Moondaeg, 4 September 2000

Many years later, Bernal Diaz del Castillo, old soldier and historian of the conquest, would write that on the eve before Cortes entered the Aztec capital of Tenochtitlan, his army of Indians and Spaniards spent the night at the town of Iztapalapa beside the Lake of Mexico.

Bernal will tell how they were housed in a fantastic palace built of fine stone and plaster, with walls and columns of aromatic wood, and that adjoining the palace, a splendid garden spread beside the water. The old soldier will say he especially admired the large square pond stocked with birds, and remark that this was a pool into which canoas could pass directly through a water gate from the lake, without having to land. Bernal will also claim he could never get tired walking among those sweet flowers and fragrant trees.

The old soldier will not specifically say he stood guard that night in the gardens, but we know Cortes always demanded they keep watch -- even that those not on watch must still sleep in their armor!

Perhaps when Bernal writes he could never get tired walking in that garden, he meant it literally. He was, after all, a sergeant, and stood, and supervised, his men at guard.

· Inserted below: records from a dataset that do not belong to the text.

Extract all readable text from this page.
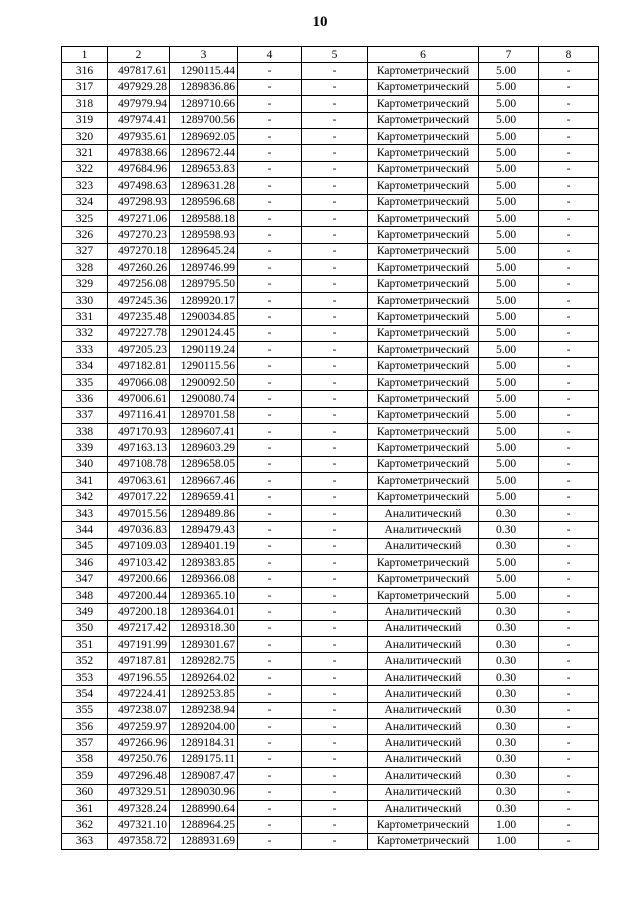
10
1	2	3	4	5	6	7	8
316	497817.61	1290115.44	-	-	Картометрический	5.00	-
317	497929.28	1289836.86	-	-	Картометрический	5.00	-
318	497979.94	1289710.66	-	-	Картометрический	5.00	-
319	497974.41	1289700.56	-	-	Картометрический	5.00	-
320	497935.61	1289692.05	-	-	Картометрический	5.00	-
321	497838.66	1289672.44	-	-	Картометрический	5.00	-
322	497684.96	1289653.83	-	-	Картометрический	5.00	-
323	497498.63	1289631.28	-	-	Картометрический	5.00	-
324	497298.93	1289596.68	-	-	Картометрический	5.00	-
325	497271.06	1289588.18	-	-	Картометрический	5.00	-
326	497270.23	1289598.93	-	-	Картометрический	5.00	-
327	497270.18	1289645.24	-	-	Картометрический	5.00	-
328	497260.26	1289746.99	-	-	Картометрический	5.00	-
329	497256.08	1289795.50	-	-	Картометрический	5.00	-
330	497245.36	1289920.17	-	-	Картометрический	5.00	-
331	497235.48	1290034.85	-	-	Картометрический	5.00	-
332	497227.78	1290124.45	-	-	Картометрический	5.00	-
333	497205.23	1290119.24	-	-	Картометрический	5.00	-
334	497182.81	1290115.56	-	-	Картометрический	5.00	-
335	497066.08	1290092.50	-	-	Картометрический	5.00	-
336	497006.61	1290080.74	-	-	Картометрический	5.00	-
337	497116.41	1289701.58	-	-	Картометрический	5.00	-
338	497170.93	1289607.41	-	-	Картометрический	5.00	-
339	497163.13	1289603.29	-	-	Картометрический	5.00	-
340	497108.78	1289658.05	-	-	Картометрический	5.00	-
341	497063.61	1289667.46	-	-	Картометрический	5.00	-
342	497017.22	1289659.41	-	-	Картометрический	5.00	-
343	497015.56	1289489.86	-	-	Аналитический	0.30	-
344	497036.83	1289479.43	-	-	Аналитический	0.30	-
345	497109.03	1289401.19	-	-	Аналитический	0.30	-
346	497103.42	1289383.85	-	-	Картометрический	5.00	-
347	497200.66	1289366.08	-	-	Картометрический	5.00	-
348	497200.44	1289365.10	-	-	Картометрический	5.00	-
349	497200.18	1289364.01	-	-	Аналитический	0.30	-
350	497217.42	1289318.30	-	-	Аналитический	0.30	-
351	497191.99	1289301.67	-	-	Аналитический	0.30	-
352	497187.81	1289282.75	-	-	Аналитический	0.30	-
353	497196.55	1289264.02	-	-	Аналитический	0.30	-
354	497224.41	1289253.85	-	-	Аналитический	0.30	-
355	497238.07	1289238.94	-	-	Аналитический	0.30	-
356	497259.97	1289204.00	-	-	Аналитический	0.30	-
357	497266.96	1289184.31	-	-	Аналитический	0.30	-
358	497250.76	1289175.11	-	-	Аналитический	0.30	-
359	497296.48	1289087.47	-	-	Аналитический	0.30	-
360	497329.51	1289030.96	-	-	Аналитический	0.30	-
361	497328.24	1288990.64	-	-	Аналитический	0.30	-
362	497321.10	1288964.25	-	-	Картометрический	1.00	-
363	497358.72	1288931.69	-	-	Картометрический	1.00	-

Something else he does not say, but which we can discover by consulting an ephermeris, is that the Moon was full on that night of November 7, 1519 (Julian calendar date). In the dry season of central Mexico, it might have shone across the waters of the lake and gleamed through the garden trees, then bent down onto the surface of the palace pond, and shimmered up into the Spanish eyes, a pale silver reflection of the golden sun they would discover tomorrow.